HA! This is almost exactly what it is like whenever I (rarely) let my dog sleep in my bed. Last time this happened he got up at 6:30 and stood in front of his empty food dish barking up a storm. Also, the dog weighs only about 14 pounds, and yet he manages to take up ALL the space in the bed. How, I ask!

nailpolishblues said...

This very much reminds me of my recent visit to my parents and cat. Only she's a hell of a lot smaller and, for reasons completely unknown to me, finds it appropriate to wake you several times during the night so that you can pat her.

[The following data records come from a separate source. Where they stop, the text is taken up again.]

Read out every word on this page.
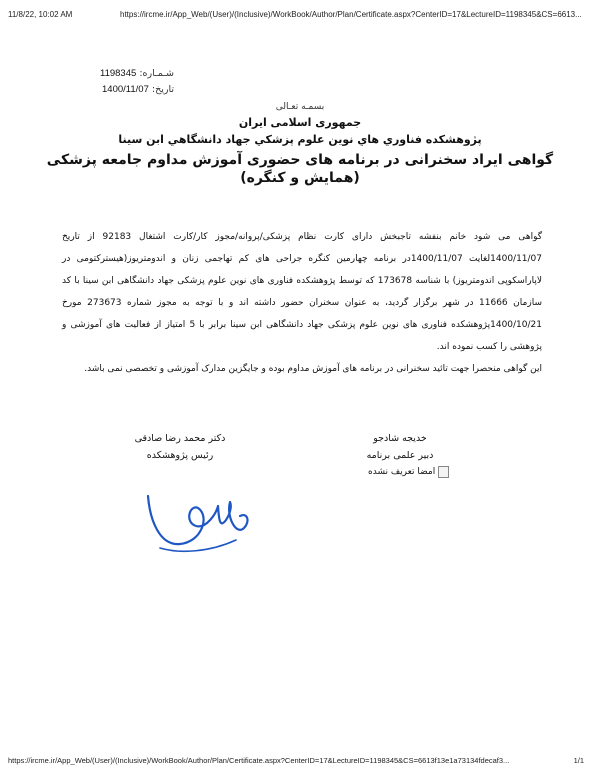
11/8/22, 10:02 AM	https://ircme.ir/App_Web/(User)/(Inclusive)/WorkBook/Author/Plan/Certificate.aspx?CenterID=17&LectureID=1198345&CS=6613...
شـمـاره: 1198345
تاریخ: 1400/11/07
بسمـه تعـالی
جمهوری اسلامی ایران
پژوهشکده فناوري هاي نوين علوم پزشكي جهاد دانشگاهي ابن سينا
گواهی ایراد سخنرانی در برنامه های حضوری آموزش مداوم جامعه پزشکی
(همایش و کنگره)

گواهی می شود خانم بنفشه تاجبخش دارای کارت نظام پزشکی/پروانه/مجوز کار/کارت اشتغال 92183 از تاریخ 1400/11/07لغایت 1400/11/07در برنامه چهارمین کنگره جراحی های کم تهاجمی زنان و اندومتریوز(هیسترکتومی در لاپاراسکوپی اندومتریوز) با شناسه 173678 که توسط پژوهشکده فناوری های نوین علوم پزشکی جهاد دانشگاهی ابن سینا با کد سازمان 11666 در شهر برگزار گردید، به عنوان سخنران حضور داشته اند و با توجه به مجوز شماره 273673 مورخ 1400/10/21پژوهشکده فناوری های نوین علوم پزشکی جهاد دانشگاهی ابن سینا برابر با 5 امتیاز از فعالیت های آموزشی و پژوهشی را کسب نموده اند.

این گواهی منحصرا جهت تائید سخنرانی در برنامه های آموزش مداوم بوده و جایگزین مدارک آموزشی و تخصصی نمی باشد.

خدیجه شادجو
دبیر علمی برنامه
امضا تعریف نشده
دکتر محمد رضا صادقی
رئیس پژوهشکده
https://ircme.ir/App_Web/(User)/(Inclusive)/WorkBook/Author/Plan/Certificate.aspx?CenterID=17&LectureID=1198345&CS=6613f13e1a73134fdecaf3...	1/1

Alexis, Baron von Harlot said...

We tried it again last night, and managed to some sort of amicable arrangement, where I lay down right in the middle of the bed and stayed there stolidly all night. Wilbur managed to squash himself semi-satisfactorily up against the wall.

He doesn't really weigh 146 kg, by the way. That was an unkind calumny. He's actually prime beagle weight.

JahTeh said...

Reading this brought back many unsavoury memories of "the husband" and wonderful memories of that Decree Nisi.

nailpolishblues said...

Cats are not known for being beagle sized. Still, it never ceases to amaze me how a cat can take up a full half of a queen sized bed. A small cat.

ThirdCat said...

We had to find a new home for our beagle a few weeks ago, and it made my cry, but I was pretty pleased he was going to one of those homes where they let their beagles sleep on the human bed (not that I ever did, because they are kind of enormous when they're asleep).

And reading this has made me all weepy again.

Alexis, Baron von Harlot said...

Jahteh, if you were married to Wilbur you'd want it to be for life. Besides his bed-hogging antics, he is one of the gentlest people on earth, with exceptionally nice ears.

Nails, I know. I challenge physics to explain this phenomenon.

Thirdcat, oh, that sounds achy. But it is good he'll be somewhere where he's getting some love. It sounds like you've done the very kindest thing for him you could.

TimT said...

I challenge physics to explain this phenomenon.

According to Einstein's Theory of Felinitivity, e = mc (squared), where

e = size of cat
m = distance of cat from bed
c = speed of light.

According to this theorem, the size of the cat increases in proportion to the square of the speed of light times by the distance of the cat from the bed.

Theoretically, by the time the cat reaches the bed, this cat will have reached an infinite size, and therefore there will be room for a human on the bed. However, in the real world, some room is allowed for experimental error (and/or extraneous humans.)

JahTeh said...

Baron, having seen Wilbur I would joyfully have him in my life forever. I even have a patchwork quilt on which he would be quite comfortable.

A scientist tried to explain to me why a cat with such dainty paws always feels like an elephant when walking over a sleeping body, it's something to do with the ratio of weight to paw region that I never fully understood probably from lack of oxygen because of a cat sleeping on my head.